Cette œuvre s’est suspendue sur quatre bouleversants portraits de femmes, témoins et survivantes. Quatre sœurs sortit quelques semaines avant sa mort, et peut-être est-ce dans cette quadrilogie ultime que se donne à percevoir de la plus nue des façons l’art de l’écoute de leur auteur, étonnant alliage d’implacable précision et de profonde douceur qui sait, avec exactitude, trouver la juste distance et ouvrir sans peur nos esprits et nos cœurs. Ce que Walter Benjamin appelle dans son texte sur le narrateur «le don de prêter l’oreille», ajoutant : «Plus l’auditeur est oublieux de lui-même, plus ce qu’il entend s’imprime profondément en lui.» Donc en nous.
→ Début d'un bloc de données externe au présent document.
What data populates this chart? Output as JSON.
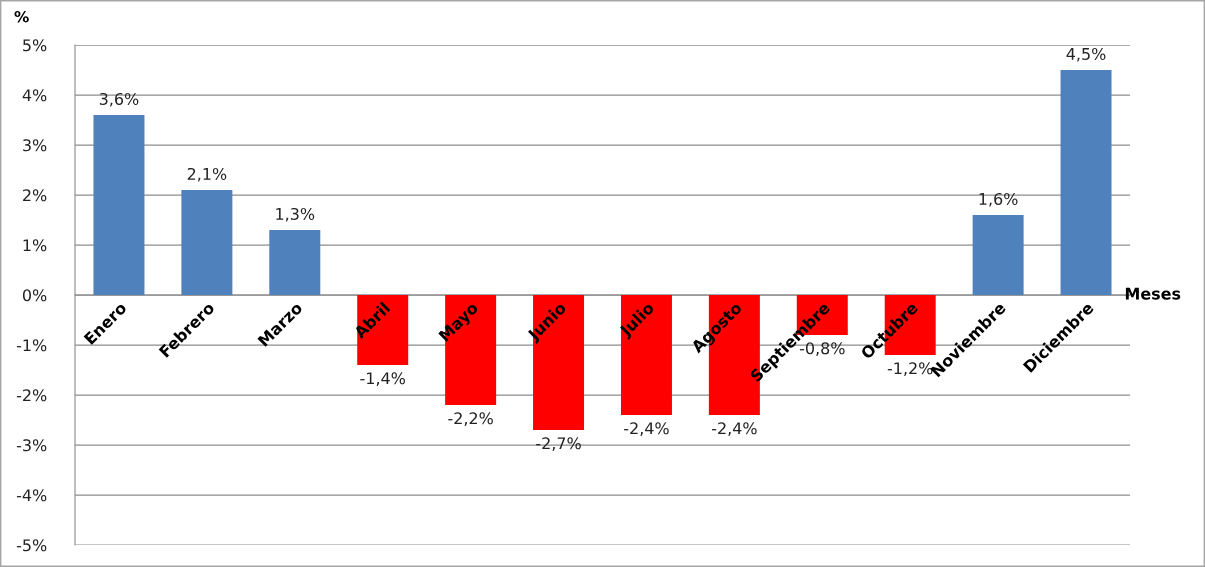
{
  "chart_data": {
    "type": "bar",
    "categories": [
      "Enero",
      "Febrero",
      "Marzo",
      "Abril",
      "Mayo",
      "Junio",
      "Julio",
      "Agosto",
      "Septiembre",
      "Octubre",
      "Noviembre",
      "Diciembre"
    ],
    "values": [
      3.6,
      2.1,
      1.3,
      -1.4,
      -2.2,
      -2.7,
      -2.4,
      -2.4,
      -0.8,
      -1.2,
      1.6,
      4.5
    ],
    "colors": [
      "#4f81bd",
      "#4f81bd",
      "#4f81bd",
      "#ff0000",
      "#ff0000",
      "#ff0000",
      "#ff0000",
      "#ff0000",
      "#ff0000",
      "#ff0000",
      "#4f81bd",
      "#4f81bd"
    ],
    "value_labels": [
      "3,6%",
      "2,1%",
      "1,3%",
      "-1,4%",
      "-2,2%",
      "-2,7%",
      "-2,4%",
      "-2,4%",
      "-0,8%",
      "-1,2%",
      "1,6%",
      "4,5%"
    ],
    "ylabel": "%",
    "xlabel": "Meses",
    "ylim": [
      -5,
      5
    ],
    "yticks": [
      {
        "value": -5,
        "label": "-5%"
      },
      {
        "value": -4,
        "label": "-4%"
      },
      {
        "value": -3,
        "label": "-3%"
      },
      {
        "value": -2,
        "label": "-2%"
      },
      {
        "value": -1,
        "label": "-1%"
      },
      {
        "value": 0,
        "label": "0%"
      },
      {
        "value": 1,
        "label": "1%"
      },
      {
        "value": 2,
        "label": "2%"
      },
      {
        "value": 3,
        "label": "3%"
      },
      {
        "value": 4,
        "label": "4%"
      },
      {
        "value": 5,
        "label": "5%"
      }
    ],
    "grid": "y"
  }
}
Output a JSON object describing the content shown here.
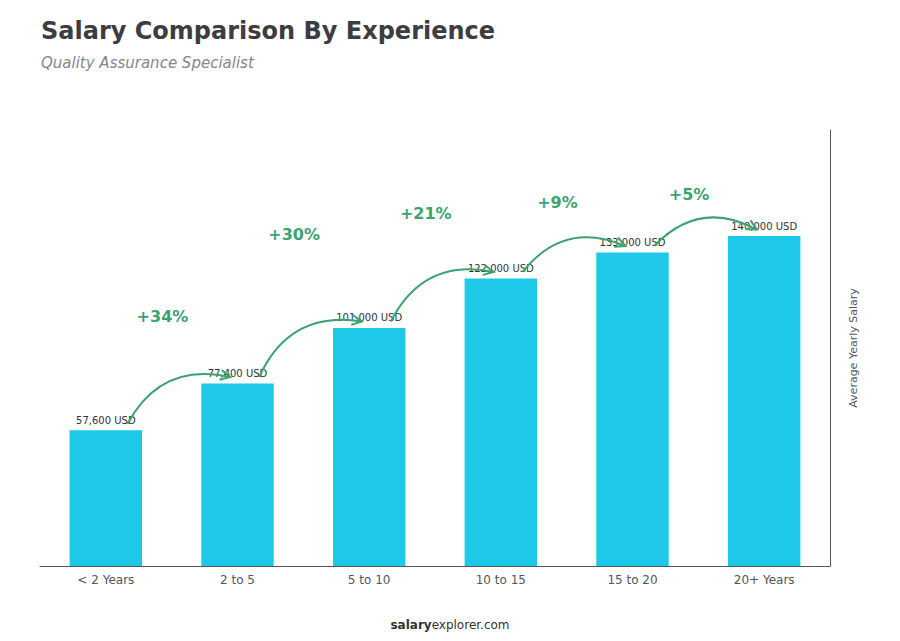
{
  "chart_data": {
    "type": "bar",
    "title": "Salary Comparison By Experience",
    "subtitle": "Quality Assurance Specialist",
    "categories": [
      "< 2 Years",
      "2 to 5",
      "5 to 10",
      "10 to 15",
      "15 to 20",
      "20+ Years"
    ],
    "values": [
      57600,
      77400,
      101000,
      122000,
      133000,
      140000
    ],
    "value_labels": [
      "57,600 USD",
      "77,400 USD",
      "101,000 USD",
      "122,000 USD",
      "133,000 USD",
      "140,000 USD"
    ],
    "data_labels": true,
    "color": "#1ec8e8",
    "ylabel": "Average Yearly Salary",
    "ylim": [
      0,
      185000
    ],
    "yticks": [],
    "tick_labels": "x",
    "grid": false,
    "annotations": [
      "+34%",
      "+30%",
      "+21%",
      "+9%",
      "+5%"
    ],
    "watermark": [
      "salary",
      "explorer.com"
    ]
  }
}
Dans le Lièvre de Patagonie (1), Lanzmann décrit ainsi sa méthode de travail : «Enquêter à fond, me mettre entre parenthèses, m’oublier entièrement, entrer dans les raisons et les déraisons, dans les mensonges et les silences de ceux que je veux peindre ou que j’interroge, jusqu’à atteindre cet état d’hypervigilance hallucinée et précise qui est pour moi la formule même de l’imaginaire.» «Je dis qu’il faut être voyant, se faire voyant», écrivait Rimbaud.
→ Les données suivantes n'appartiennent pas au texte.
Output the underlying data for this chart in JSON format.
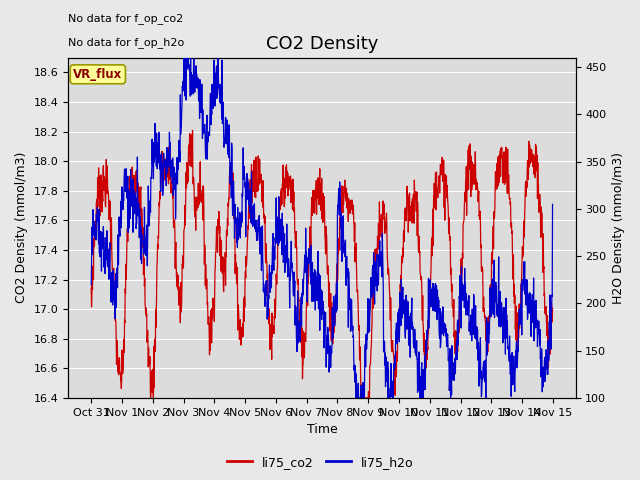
{
  "title": "CO2 Density",
  "xlabel": "Time",
  "ylabel_left": "CO2 Density (mmol/m3)",
  "ylabel_right": "H2O Density (mmol/m3)",
  "text_no_data_line1": "No data for f_op_co2",
  "text_no_data_line2": "No data for f_op_h2o",
  "vr_flux_label": "VR_flux",
  "legend_labels": [
    "li75_co2",
    "li75_h2o"
  ],
  "co2_color": "#CC0000",
  "h2o_color": "#0000CC",
  "ylim_left": [
    16.4,
    18.7
  ],
  "ylim_right": [
    100,
    460
  ],
  "plot_bg_color": "#DCDCDC",
  "grid_color": "#FFFFFF",
  "title_fontsize": 13,
  "label_fontsize": 9,
  "tick_fontsize": 8,
  "legend_fontsize": 9,
  "yticks_left": [
    16.4,
    16.6,
    16.8,
    17.0,
    17.2,
    17.4,
    17.6,
    17.8,
    18.0,
    18.2,
    18.4,
    18.6
  ],
  "yticks_right": [
    100,
    150,
    200,
    250,
    300,
    350,
    400,
    450
  ],
  "tick_labels_x": [
    "Oct 31",
    "Nov 1",
    "Nov 2",
    "Nov 3",
    "Nov 4",
    "Nov 5",
    "Nov 6",
    "Nov 7",
    "Nov 8",
    "Nov 9",
    "Nov 10",
    "Nov 11",
    "Nov 12",
    "Nov 13",
    "Nov 14",
    "Nov 15"
  ]
}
Face à la crapulerie négationniste, c’est une nécessité vitale, d’un seul tenant poétique et politique.
Sans doute le sens profond, ardu, créateur de cette double exigence, qui passe par un «très minutieux et sensible travail sur l’image et la parole, le silence et les mots […], où la parole se dévoile comme image et l’image comme parole», explique aussi Lanzmann, se voit-il révélé dans ce qui demeure sans doute son film le plus limpide et aussi le plus mystérieux : le Dernier des injustes, qui revient, trente ans après Shoah, sur sa rencontre avec Benjamin Murmelstein. Le conteur – Shéhérazade, comme il se définit lui-même, Shéhérazade qui raconte pour faire pièce à la mort – du camp de Theresienstadt.
Dans ce film incroyable, récit d’un pacte de transmission inaugural, s’éclaire la nature d’une œuvre qui affronte des réalités si sombres que, tels ces trous noirs errant dans l’univers, elles menacent d’engloutir toute possibilité de perception et de pensée : un miroir de Persée (2), qui permet de réfléchir, dans tous les sens du terme – en un même mouvement de voir et de penser – le plus monstrueux des crimes. Et ainsi de le vaincre.
(1) Gallimard, 2009.
(2) Afin de ne pas être pétrifié par le regard de Méduse, Persée l’affronta en regardant son reflet dans son bouclier.